Clerks II delivers differently


Clerks II  ★★★½

FOLLOWING the surprise success of ultra-low budget comedy Clerks in 1994 it took writer/director Kevin Smith 12 years to bring a sequel to the screen.

The wait was kind of worth it. It’s great to have all the main characters back for Clerks II and there are many humorous moments.

But the 2006 film is actually more of a standard rom-com than Smith would want to admit, with only one really gross-out comic sequence.

Smith’s commentary on the meaning and trivialities of life is still there, but the narrative gives way more to the relationship between Brian O’Halloran’s Dante and his boss, played by Rosario Dawson, and the nihilistic attitudes of Jeff Anderson’s professional slacker Randal.

It’s set a decade after the events of the first film. In the opening sequence Dante is still working at the Quick Stop convenience store but arrives one morning to find it ablaze, thanks to Randal accidentally leaving a coffee pot on a stove.

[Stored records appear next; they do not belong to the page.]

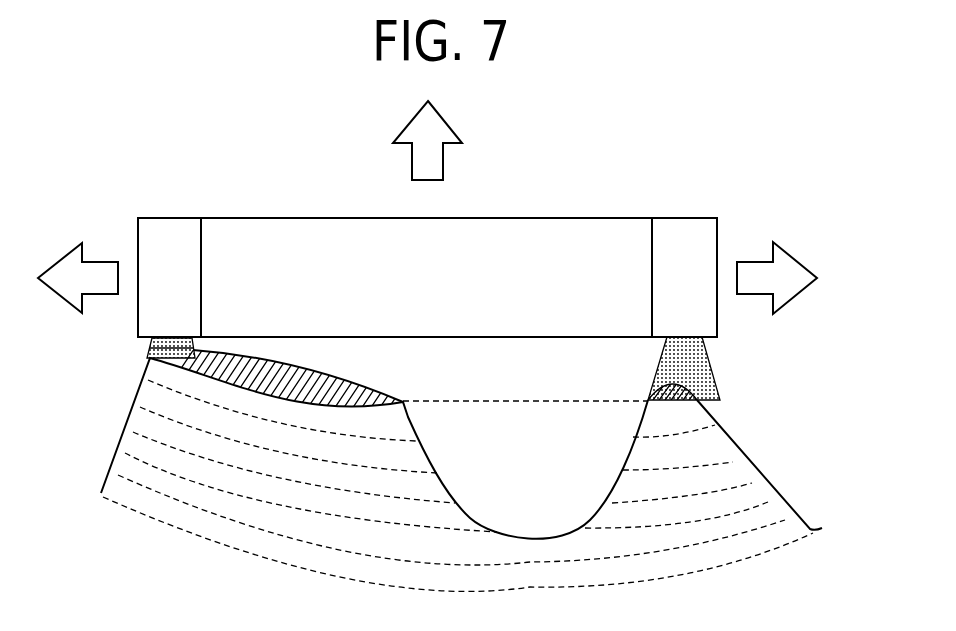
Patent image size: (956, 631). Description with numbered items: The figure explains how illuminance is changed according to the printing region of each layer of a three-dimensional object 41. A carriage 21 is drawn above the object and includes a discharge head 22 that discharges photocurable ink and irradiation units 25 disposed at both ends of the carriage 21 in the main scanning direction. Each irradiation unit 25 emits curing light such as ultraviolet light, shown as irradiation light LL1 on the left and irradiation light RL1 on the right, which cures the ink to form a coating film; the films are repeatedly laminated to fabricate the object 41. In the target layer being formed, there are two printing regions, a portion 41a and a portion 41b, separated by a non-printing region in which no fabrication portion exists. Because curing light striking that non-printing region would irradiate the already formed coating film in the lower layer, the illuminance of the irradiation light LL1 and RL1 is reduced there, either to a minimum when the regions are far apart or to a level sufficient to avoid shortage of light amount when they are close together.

The carriage 21 is at (625, 185).
The discharge head 22 is at (527, 237).
The irradiation unit 25 is at (172, 218).
The three-dimensional object 41 is at (752, 462).
The portion 41a is at (357, 387).
The portion 41b is at (700, 383).
The irradiation light LL1 is at (150, 345).
The irradiation light RL1 is at (697, 363).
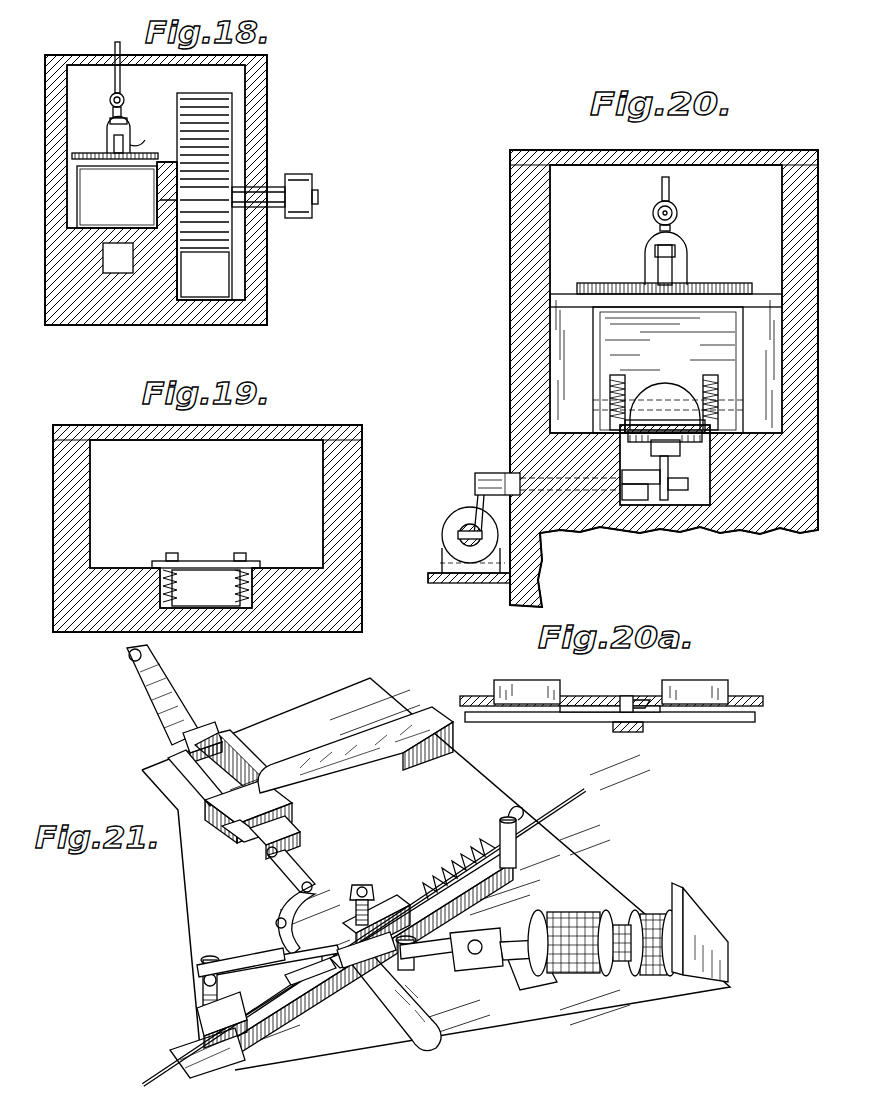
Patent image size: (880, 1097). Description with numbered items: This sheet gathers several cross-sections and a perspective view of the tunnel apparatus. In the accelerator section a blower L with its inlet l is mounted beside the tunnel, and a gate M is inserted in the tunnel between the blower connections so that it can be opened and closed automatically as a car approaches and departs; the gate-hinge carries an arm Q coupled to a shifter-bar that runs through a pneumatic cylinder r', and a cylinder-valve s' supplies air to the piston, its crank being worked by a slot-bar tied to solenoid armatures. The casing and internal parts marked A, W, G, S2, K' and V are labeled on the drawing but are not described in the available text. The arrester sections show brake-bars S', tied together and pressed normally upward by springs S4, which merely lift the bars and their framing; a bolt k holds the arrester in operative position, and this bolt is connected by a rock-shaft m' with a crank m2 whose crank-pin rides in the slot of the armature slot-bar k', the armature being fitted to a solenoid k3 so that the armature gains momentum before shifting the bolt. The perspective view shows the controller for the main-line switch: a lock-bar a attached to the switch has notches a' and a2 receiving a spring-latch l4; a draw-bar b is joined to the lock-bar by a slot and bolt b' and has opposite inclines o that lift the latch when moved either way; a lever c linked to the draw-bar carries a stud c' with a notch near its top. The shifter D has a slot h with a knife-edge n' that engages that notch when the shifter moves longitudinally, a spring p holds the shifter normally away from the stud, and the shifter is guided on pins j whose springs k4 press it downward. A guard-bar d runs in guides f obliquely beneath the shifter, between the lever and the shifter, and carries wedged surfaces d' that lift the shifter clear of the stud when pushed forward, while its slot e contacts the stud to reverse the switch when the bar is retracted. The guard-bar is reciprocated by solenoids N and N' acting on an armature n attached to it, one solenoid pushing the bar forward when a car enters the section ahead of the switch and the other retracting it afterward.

In FIG. 18, the blower L is at (215, 95).
In FIG. 18, the box A is at (117, 197).
In FIG. 18, the weight W is at (118, 258).
In FIG. 18, the gate M is at (148, 152).
In FIG. 18, the pneumatic cylinder r' is at (108, 135).
In FIG. 20, the pneumatic cylinder r' is at (657, 258).
In FIG. 18, the arm Q is at (136, 142).
In FIG. 18, the cylinder-valve s' is at (107, 79).
In FIG. 20, the cylinder-valve s' is at (653, 204).
In FIG. 18, the inlet l is at (177, 230).
In FIG. 19, the casing G is at (205, 464).
In FIG. 20, the casing G is at (510, 287).
In FIG. 19, the springs S4 is at (232, 586).
In FIG. 19, the plate S2 is at (208, 561).
In FIG. 19, the brake-bars S' is at (211, 565).
In FIG. 20, the brake-bars S' is at (668, 397).
In FIG. 20, the rack shelf K' is at (666, 280).
In FIG. 20, the valve box V is at (668, 370).
In FIG. 20, the bolt k is at (665, 465).
In FIG. 20, the rock-shaft m' is at (542, 462).
In FIG. 20, the crank m2 is at (475, 520).
In FIG. 20, the solenoid k3 is at (448, 532).
In FIG. 20, the slot-bar k' is at (447, 542).
In FIG. 20A, the shifter D is at (570, 697).
In FIG. 21, the shifter D is at (205, 1068).
In FIG. 20A, the guard-bar d is at (610, 732).
In FIG. 21, the guard-bar d is at (358, 964).
In FIG. 20A, the wedged surfaces d' is at (632, 729).
In FIG. 21, the wedged surfaces d' is at (310, 987).
In FIG. 20A, the lever c is at (629, 741).
In FIG. 21, the lever c is at (346, 968).
In FIG. 20A, the stud c' is at (624, 683).
In FIG. 21, the stud c' is at (323, 924).
In FIG. 20A, the knife-edge n' is at (648, 680).
In FIG. 21, the knife-edge n' is at (342, 983).
In FIG. 21, the lock-bar a is at (163, 695).
In FIG. 21, the draw-bar b is at (185, 742).
In FIG. 21, the slot and bolt b' is at (196, 778).
In FIG. 21, the inclines o is at (210, 800).
In FIG. 21, the notch a' is at (233, 761).
In FIG. 21, the spring-latch l4 is at (355, 750).
In FIG. 21, the notch a2 is at (280, 800).
In FIG. 21, the slot h is at (276, 945).
In FIG. 21, the pins j is at (362, 885).
In FIG. 21, the spring p is at (455, 858).
In FIG. 21, the guides f is at (208, 956).
In FIG. 21, the springs k4 is at (198, 1012).
In FIG. 21, the slot e is at (366, 950).
In FIG. 21, the solenoid N is at (571, 924).
In FIG. 21, the solenoid N' is at (677, 919).
In FIG. 21, the armature n is at (616, 963).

We cut to another year later and find the pair employed at a fast food restaurant called Mooby’s where Dante is still doing most of the work and taking all the responsibility while Randal continues to abuse customers and take the piss out of his co-workers. Meanwhile, drug dealers Jay and Silent Bob have also relocated from the front of the Quick Stop to the front of Mooby’s.

Unlike Clerks, the sequel was shot in colour and had a much greater budget to spend. It may not have all the charm or freshness of the original, but Clerks II still has the vein of roguish humour thumbing its nose at the worst excesses of political correctness that remains Smith’s trademark to this day.